Now, I’m at Fusion where it’s still in the travel industry, but more of a narrow focus working with the airline business. And in each one of those roles, they all had questions and data was the focus to answer these questions.
Tell us a little more about your role at Fusion.
Sure. My role here started out as a pure statistician. I was a data miner looking for trends and patterns within the airline industry and the data that we receive here — very investigative. Eventually, the focus was narrowed to analyzing variants that we tested and trying to find “golden nuggets” within the test. Sometimes, when we run a variant, overall it appears that it failed, but I was able to find pockets of customers where the variant actually did pretty well. We could then create business rules to only show that particular variant to a smaller group. A good example of this is a variant that is geared towards upselling a VIP lounge. For some airlines, the business customers are the target group for this product, but they could represent a much smaller population than the leisure customers. So, if this variant did not perform well overall, it may be because the leisure customers are outweighing the business customers and pulling the overall result down. However, if we just look at the business customers, the variant did really well and helped upsell the VIP lounge product. We can then build new segments based on rules to define the business customers and promote this variant just to that group.

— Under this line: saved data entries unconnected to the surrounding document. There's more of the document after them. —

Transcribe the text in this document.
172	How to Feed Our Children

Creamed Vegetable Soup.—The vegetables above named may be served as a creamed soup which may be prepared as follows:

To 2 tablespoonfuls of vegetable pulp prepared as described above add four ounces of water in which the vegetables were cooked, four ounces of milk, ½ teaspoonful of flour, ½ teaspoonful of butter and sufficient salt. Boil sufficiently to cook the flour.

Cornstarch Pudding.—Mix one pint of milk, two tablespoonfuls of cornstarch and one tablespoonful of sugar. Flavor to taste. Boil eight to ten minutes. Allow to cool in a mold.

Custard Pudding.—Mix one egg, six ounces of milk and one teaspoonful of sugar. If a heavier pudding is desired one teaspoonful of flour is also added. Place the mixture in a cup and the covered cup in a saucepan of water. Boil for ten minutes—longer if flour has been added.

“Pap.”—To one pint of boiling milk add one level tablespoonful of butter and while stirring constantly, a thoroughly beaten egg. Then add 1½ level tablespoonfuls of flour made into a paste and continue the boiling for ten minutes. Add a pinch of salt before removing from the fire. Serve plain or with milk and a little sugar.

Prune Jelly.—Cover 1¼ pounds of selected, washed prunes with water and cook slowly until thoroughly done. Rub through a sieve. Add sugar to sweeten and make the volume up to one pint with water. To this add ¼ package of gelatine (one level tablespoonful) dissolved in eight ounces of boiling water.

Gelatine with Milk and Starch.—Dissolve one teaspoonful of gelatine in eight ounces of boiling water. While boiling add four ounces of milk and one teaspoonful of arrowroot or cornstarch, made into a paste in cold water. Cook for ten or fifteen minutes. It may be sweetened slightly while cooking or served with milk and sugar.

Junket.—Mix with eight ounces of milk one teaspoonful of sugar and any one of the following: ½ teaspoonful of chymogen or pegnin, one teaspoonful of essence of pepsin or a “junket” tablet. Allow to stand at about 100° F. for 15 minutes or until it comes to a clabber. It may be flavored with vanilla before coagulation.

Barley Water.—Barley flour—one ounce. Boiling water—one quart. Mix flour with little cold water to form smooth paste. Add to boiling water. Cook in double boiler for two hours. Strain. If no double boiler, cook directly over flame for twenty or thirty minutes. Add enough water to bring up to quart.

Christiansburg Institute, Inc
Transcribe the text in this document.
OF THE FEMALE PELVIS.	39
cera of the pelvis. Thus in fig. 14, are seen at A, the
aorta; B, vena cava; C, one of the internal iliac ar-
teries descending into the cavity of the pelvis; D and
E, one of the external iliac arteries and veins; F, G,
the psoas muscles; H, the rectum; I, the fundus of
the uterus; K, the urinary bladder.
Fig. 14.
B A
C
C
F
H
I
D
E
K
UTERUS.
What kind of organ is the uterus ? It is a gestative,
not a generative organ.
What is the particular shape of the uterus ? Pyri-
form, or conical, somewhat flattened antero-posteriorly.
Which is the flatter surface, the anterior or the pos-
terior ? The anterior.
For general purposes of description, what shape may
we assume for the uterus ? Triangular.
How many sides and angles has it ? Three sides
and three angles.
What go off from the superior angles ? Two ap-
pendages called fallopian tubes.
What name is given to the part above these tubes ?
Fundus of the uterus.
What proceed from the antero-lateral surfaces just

I have now grown into the role of the Director of Business Analysis, with my team gathering more insights from the millions of rows of data that we receive at Fusion, which can lead to better optimization based on these insights. We can then begin to understand the industry better, looking at things like: Are there certain price points that customers prefer? Do these price points align within the business strategy of our partners and of their ancillary products? We also allow our customers to then view the data through our Customer Portal – which is a visualization that helps our partners understand their data, as well as how our tests are influencing the business.
How do you determine the success of a test?
The success of a test is defined as: Did it improve your KPI – your key performance indicator? Did it did it change the conversion rate? Were there more ancillary product purchases within the variant in the test? Or did it yield more revenue from a financial standpoint? Some of these metrics do conflict, so it is important to set this upfront before a test is put into production. For instance, if a variant is increasing the price of a product, although you may take a hit in conversion rate, did that price increase then overcome that conversion rate? At the end of the test, we ask ourselves: “Did the variant beat what we had in place in terms of our KPI? And again, that KPI may be different depending on the test. There are times where we are looking at a more user experience KPI – time spent on page, clicks on a particular booking flow, or something like that. In these situations, you may find that revenue or conversion rate actually decrease, but the overall user experience is improved and customers are coming back more frequently, and in the long run there is a revenue benefit.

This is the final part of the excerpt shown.